With the success of mobile application stores (led by the iPhone's App Store and then copied by virtually every other mobile platform), it makes sense that the next step would be to try to extend that all-in-one browse/download/buy experience on the desktop. The Linux distribution Ubuntu is working on trying to release an App Store-like AppCenter repository for its next desktop release and many Mac users have suggested or opined that an app store for Mac OS X would be beneficial.

Earlier this week, IDFusion Software released Bodega, an independent attempt to bring an App Store-like experience to desktop Mac users. The free program, offers up a list of applications -- both free and paid -- that users can download, review and buy. If you purchase an app, you deal directly with the developer, but your receipt information is stored within Bodega for easy reference.

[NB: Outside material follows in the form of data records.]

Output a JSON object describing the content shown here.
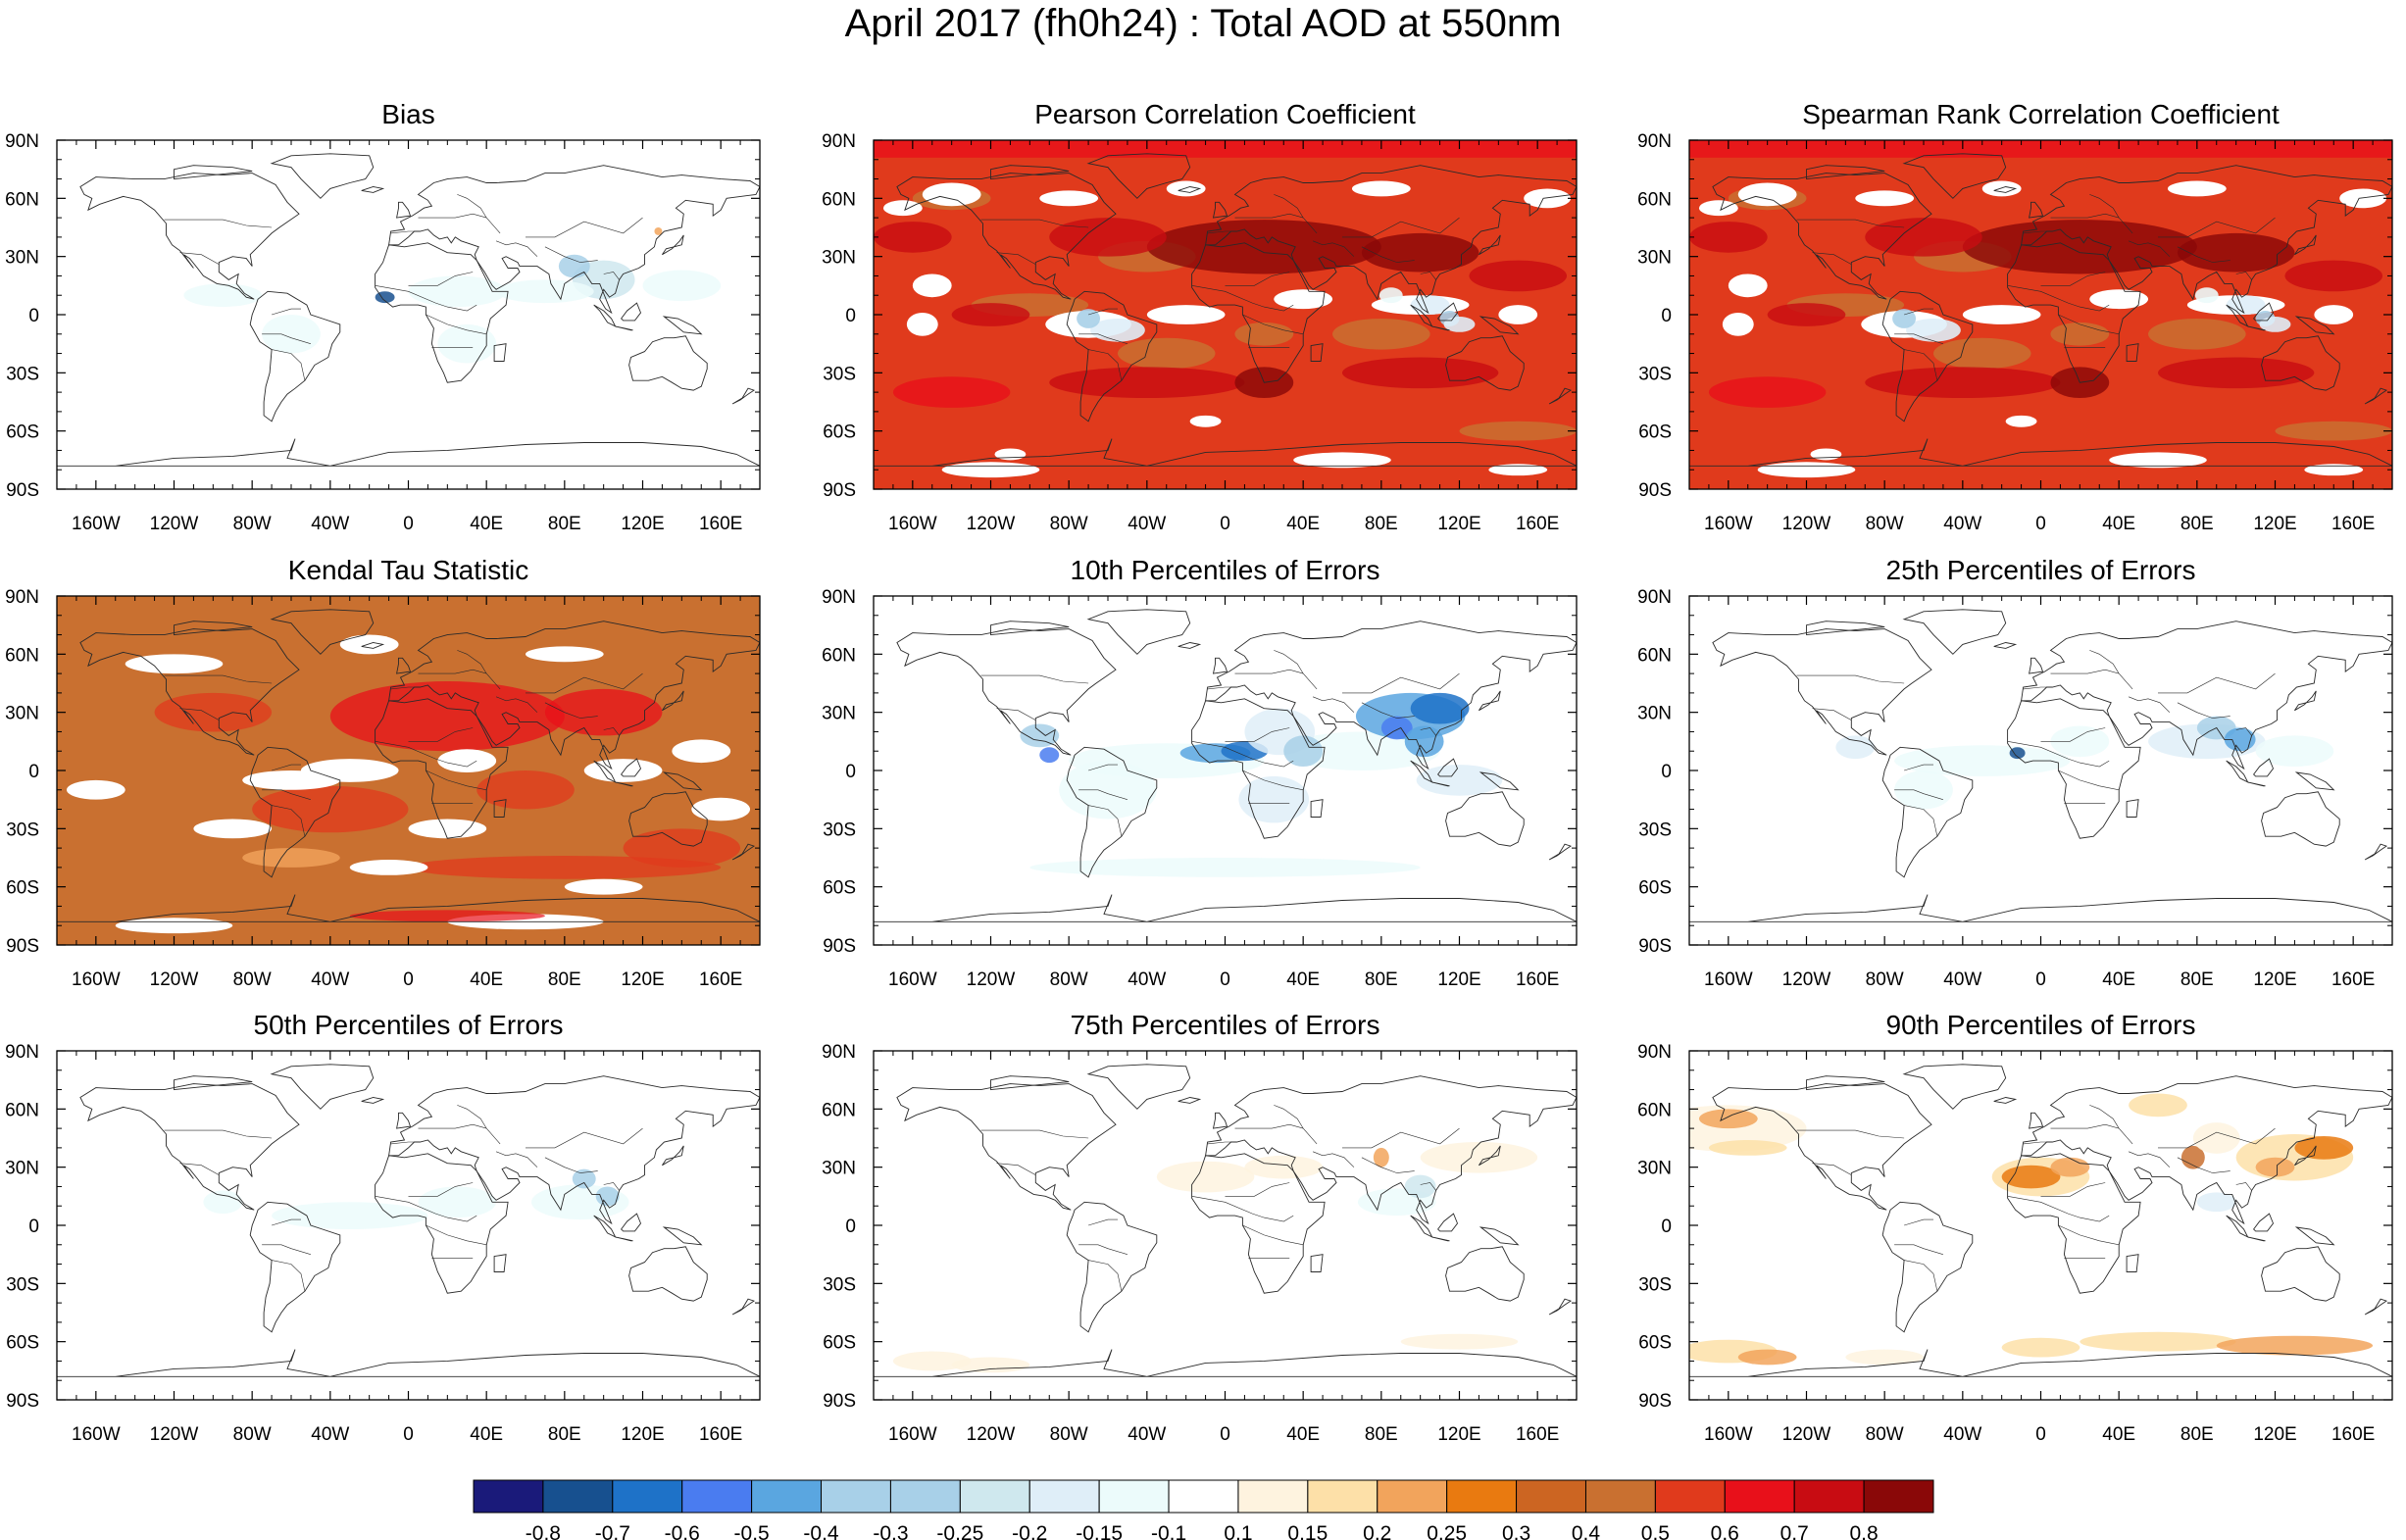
{
  "title": "April 2017 (fh0h24) : Total AOD at 550nm",
  "axes": {
    "lat_labels": [
      "90N",
      "60N",
      "30N",
      "0",
      "30S",
      "60S",
      "90S"
    ],
    "lon_labels": [
      "160W",
      "120W",
      "80W",
      "40W",
      "0",
      "40E",
      "80E",
      "120E",
      "160E"
    ]
  },
  "panels": [
    {
      "title": "Bias",
      "field": "bias"
    },
    {
      "title": "Pearson Correlation Coefficient",
      "field": "pearson"
    },
    {
      "title": "Spearman Rank Correlation Coefficient",
      "field": "spearman"
    },
    {
      "title": "Kendal Tau Statistic",
      "field": "kendall"
    },
    {
      "title": "10th Percentiles of Errors",
      "field": "p10"
    },
    {
      "title": "25th Percentiles of Errors",
      "field": "p25"
    },
    {
      "title": "50th Percentiles of Errors",
      "field": "p50"
    },
    {
      "title": "75th Percentiles of Errors",
      "field": "p75"
    },
    {
      "title": "90th Percentiles of Errors",
      "field": "p90"
    }
  ],
  "colorbar": {
    "colors": [
      "#1a1a7a",
      "#17508f",
      "#1e72c8",
      "#4a7cf0",
      "#5aa6e0",
      "#a8d0e8",
      "#a8d0e8",
      "#cfe8ee",
      "#dfeef8",
      "#ecfbfb",
      "#ffffff",
      "#fef3df",
      "#fde0a8",
      "#f2a45c",
      "#e97a10",
      "#cc6522",
      "#c97030",
      "#e03a1c",
      "#e8101a",
      "#c80c12",
      "#8a0808"
    ],
    "labels": [
      "-0.8",
      "-0.7",
      "-0.6",
      "-0.5",
      "-0.4",
      "-0.3",
      "-0.25",
      "-0.2",
      "-0.15",
      "-0.1",
      "0.1",
      "0.15",
      "0.2",
      "0.25",
      "0.3",
      "0.4",
      "0.5",
      "0.6",
      "0.7",
      "0.8"
    ]
  }
}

You can search for applications (more on that later) and get information on the app, read user reviews and see if there are any press reviews (the press clippings apparently come from Bodega's built-in source list so they aren't complete or exhaustive).

I played with Bodega for a bit and tested to see how it works as both a store and an app discovery service.

Look and Feel

Although there are some UI quirks (which is understandable for a first release), the design of the app is slick. The interface very much mimics both iTunes and the Mac OS X Finder. Categories for applications are on a sidebar to the left and the main panel contains lists or specific app information.

I have a few problems with the way apps are categorized and also with application search. Although the categories are actually well structured, applications that fit in multiple categories (or even might exist in one primary category) aren't always where you would expect to find them. Some apps that are even the same type (like a screen shot application) aren't all in the same place. I'm not sure if developers are choosing the categories or if the Bodega folks are, regardless, the categories need to be more consistent.

Although search is good when looking for a specific application name, it doesn't work with anything regarding an applications description. For instance, if I search for "RSS," I get some results, which are valid. But if I search "feed," I get even more results (and several RSS readers that did not show up in the RSS search.)

Search did improve in between the time I first tested some of the features and when I sat down to write this post (a few hours), so perhaps this is going to improve with time.

I wish that you could find apps by tag or by developer to get a more robust sort of listing.

App Selection

Because Bodega is so new, the number of applications available is limited. Developers can submit their apps for free and it looks like Bodega is even offering an iTunes gift card as an incentive to help fill the store.

Part of my purpose in playing with Bodega was to see if I could use it to discover some new apps. Admittedly, I get a lot more information about upcoming software than the typical Mac user, but it's always nice to be able to find something new.

Incidentally, I was able to discover Chill Pill, which is an enhanced Separate Site Browser for Shaun Inman's excellent feed reader, Fever. Because Fever runs off of your own web server it was designed for the browser, and it looks great. Chill Pill offers up a few configuration features and potential options that make a standard Fluid instance a little bit better. It was a neat find, and it's free. Yay.

Having said that, at the present time, the selection that Bodega offers up isn't wide enough to necessarily offer lots of incentives over just perusing the latest releases from VersionTracker or MacUpdate.

Other Features

Bodega has a built-in updater that checks to see if apps you have on your system (that are also in the Bodega repository) have any available updates. Like App Fresh, it suffers from some quirks (reporting that apps that aren't out of date are, or not recognizing if a newer version is available), but the system looks pretty nice.

Final Thoughts

Overall I think Bodega is a solid effort and the idea shows promise. Whether or not this idea will succeed will ultimately depend on how many developers decide to submit their applications. Better search and categorizing coupled with a wider selection of titles could make Bodega a great way to quickly find and learn more about new OS X apps.

Bodega requires Mac OS X 10.5 Leopard and up.